Re: [PATCH v1 00/15] Introduce threaded trace streaming for basic perf record operation

From: Alexey Budankov
Date: Thu Oct 15 2020 - 06:35:36 EST



On 14.10.2020 20:27, Ingo Molnar wrote:
>
> * Alexey Budankov <alexey.budankov@xxxxxxxxxxxxxxx> wrote:
>
>>
>> Patch set provides threaded trace streaming for base perf record
>> operation. Provided streaming mode (--threads) mitigates profiling
>> data losses and resolves scalability issues of serial and asynchronous
>> (--aio) trace streaming modes on multicore server systems. The patch
>> set is based on the prototype [1], [2] and the most closely relates
>> to mode 3) "mode that creates thread for every monitored memory map".
>>
>> The threaded mode executes one-to-one mapping of trace streaming threads
>> to mapped data buffers and streaming into per-CPU trace files located
>> at data directory. The data buffers and threads are affined to NUMA
>> nodes and monitored CPUs according to system topology. --cpu option
>> can be used to specify exact CPUs to be monitored.
>
> Yay! This should really be the default trace capture model everywhere
> possible.
>
> Can we do this for perf top too? It's really struggling with lots of cores.
>
> If on a 64-core system I run just a moderately higher frequency 'perf top'
> of 1 kHz:
>
> perf top -e cycles -F 1000
>
> perf stays stuck forever in 'Collecting samples...', and I also get a lot
> of:
>
> [548112.871089] Uhhuh. NMI received for unknown reason 31 on CPU 25.
> [548112.871089] Do you have a strange power saving mode enabled?

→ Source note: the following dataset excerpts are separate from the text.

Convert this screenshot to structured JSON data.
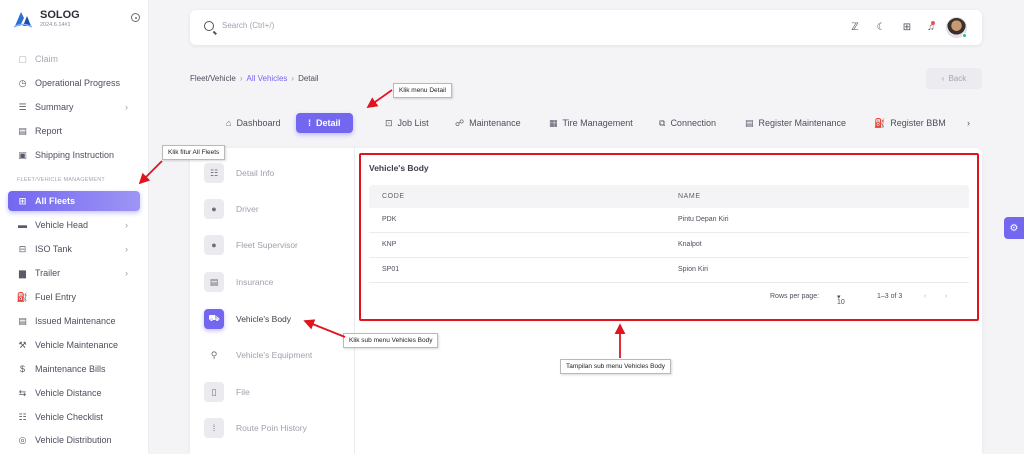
{
  "brand": {
    "name": "SOLOG",
    "version": "2024.6.14#1"
  },
  "sidebar": {
    "section_label": "FLEET/VEHICLE MANAGEMENT",
    "items": [
      {
        "label": "Claim",
        "icon": "document-icon"
      },
      {
        "label": "Operational Progress",
        "icon": "clock-icon"
      },
      {
        "label": "Summary",
        "icon": "list-icon"
      },
      {
        "label": "Report",
        "icon": "report-icon"
      },
      {
        "label": "Shipping Instruction",
        "icon": "instruction-icon"
      },
      {
        "label": "All Fleets",
        "icon": "fleet-icon"
      },
      {
        "label": "Vehicle Head",
        "icon": "vehicle-head-icon"
      },
      {
        "label": "ISO Tank",
        "icon": "tank-icon"
      },
      {
        "label": "Trailer",
        "icon": "trailer-icon"
      },
      {
        "label": "Fuel Entry",
        "icon": "fuel-icon"
      },
      {
        "label": "Issued Maintenance",
        "icon": "issued-icon"
      },
      {
        "label": "Vehicle Maintenance",
        "icon": "maintenance-icon"
      },
      {
        "label": "Maintenance Bills",
        "icon": "bills-icon"
      },
      {
        "label": "Vehicle Distance",
        "icon": "distance-icon"
      },
      {
        "label": "Vehicle Checklist",
        "icon": "checklist-icon"
      },
      {
        "label": "Vehicle Distribution",
        "icon": "distribution-icon"
      }
    ]
  },
  "search": {
    "placeholder": "Search (Ctrl+/)"
  },
  "breadcrumb": {
    "root": "Fleet/Vehicle",
    "link": "All Vehicles",
    "current": "Detail"
  },
  "back_label": "Back",
  "tabs": [
    "Dashboard",
    "Detail",
    "Job List",
    "Maintenance",
    "Tire Management",
    "Connection",
    "Register Maintenance",
    "Register BBM"
  ],
  "subnav": [
    "Detail Info",
    "Driver",
    "Fleet Supervisor",
    "Insurance",
    "Vehicle's Body",
    "Vehicle's Equipment",
    "File",
    "Route Poin History"
  ],
  "vehicle_body": {
    "title": "Vehicle's Body",
    "columns": [
      "CODE",
      "NAME"
    ],
    "rows": [
      {
        "code": "PDK",
        "name": "Pintu Depan Kiri"
      },
      {
        "code": "KNP",
        "name": "Knalpot"
      },
      {
        "code": "SP01",
        "name": "Spion Kiri"
      }
    ],
    "rows_per_page_label": "Rows per page:",
    "rows_per_page": "10",
    "range": "1–3 of 3"
  },
  "annotations": {
    "detail": "Klik menu Detail",
    "fleets": "Klik fitur All Fleets",
    "subbody": "Klik sub menu Vehicles Body",
    "display": "Tampilan sub menu Vehicles Body"
  },
  "colors": {
    "accent": "#7367f0",
    "annotation_red": "#e0141e"
  }
}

Yes, we can. I would only prefer to do it in a separate patch set since
for me this patch set is already complex enough as a single change.
Is it ok?

I would also appreciate if you could clarify, advise or guide on the impact
of this perf top advancement or may be even provide some feedback on this feature adoption to help better justify the effort for my management.

Gratefully,
Alexei

>
> Thanks,
>
> Ingo
>